FiLo420blazeit@reddit
Really useful breakdown, thanks for running this. The accept% column is doing all the work here, wherever it hits \~90% (the code prompts) you get a real speedup, and wherever it drops to \~40% (prose) MTP basically just adds overhead. That's expected behavior but it's nice to see it this cleanly on actual hardware.
The spicy result is the 35B MoE on short story going backwards (0.81×). That's the worst case for speculative-style decoding: the base model is already fast (227 tok/s), so a low-acceptance draft can't earn back its own cost nd you net negative. The dense model never goes below 1.0× because its baseline is slow enough that even a bad draft is roughly free.
Practical takeaway seems to be: enable MTP for structured/code-ish workloads, leave it off for creative/open-ended generatian, especially on the MoE.
Curious what your draft settings were (number of speculative tokens, any threshold on acceptance)? Wonder if tuning those pulls the prose numbers back above 1.0× or if low accept% just kills it regardless.
WithoutReason1729@reddit
Your post is getting popular and we just featured it on our Discord! Come check it out!
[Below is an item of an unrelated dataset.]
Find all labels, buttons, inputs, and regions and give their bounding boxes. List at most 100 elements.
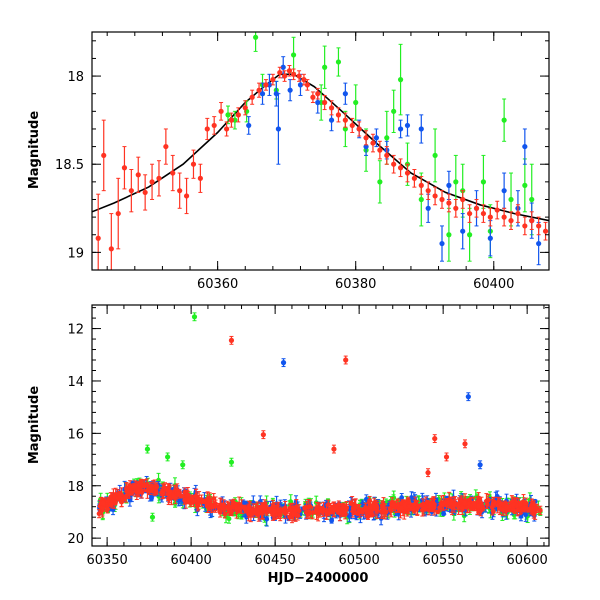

You've also been given a special flair for your contribution. We appreciate your post!
I am a bot and this action was performed automatically.
AmoebaDue6638@reddit
Solid benchmarking methodology, especially isolating MTP by toggling only the spec flags on the same GGUF. Curious how much the gains scale with longer context windows.
kitanokikori@reddit
This is an interesting result, I consistently get ~10-15 tok/sec on Qwen3.6-35B-A3B on Strix Halo. Params I'm running for an OpenClaw type app (not an expert! don't take these params as gospel):
Forever_Playful@reddit
What’s the performance at 8bit weights and also 8bit kv cache?
ambient_temp_xeno@reddit
Accepting that it will be bad anyway, the more speedup the short story gets, the worse it will be.
330d@reddit
Any chance you could drop your compose file? Thanks
DepictWeb@reddit
You could also try testing prose at temperature 0.2. I’d expect noticeably higher token acceptance there since the sampling becomes much more deterministic.
youcloudsofdoom@reddit
Thanks for this, roughly aligns with my experience of it across both models. on 35b I really couldn't find any scenarios that seemed to have a speed up, looks like I should have some patience there...
DepictWeb@reddit
The base MoE throughput is already so high that the MTP verification/rollback overhead can end up costing more than the speculative gains, especially when accept rates are low. Dense models seem to benefit much more consistently from MTP right now.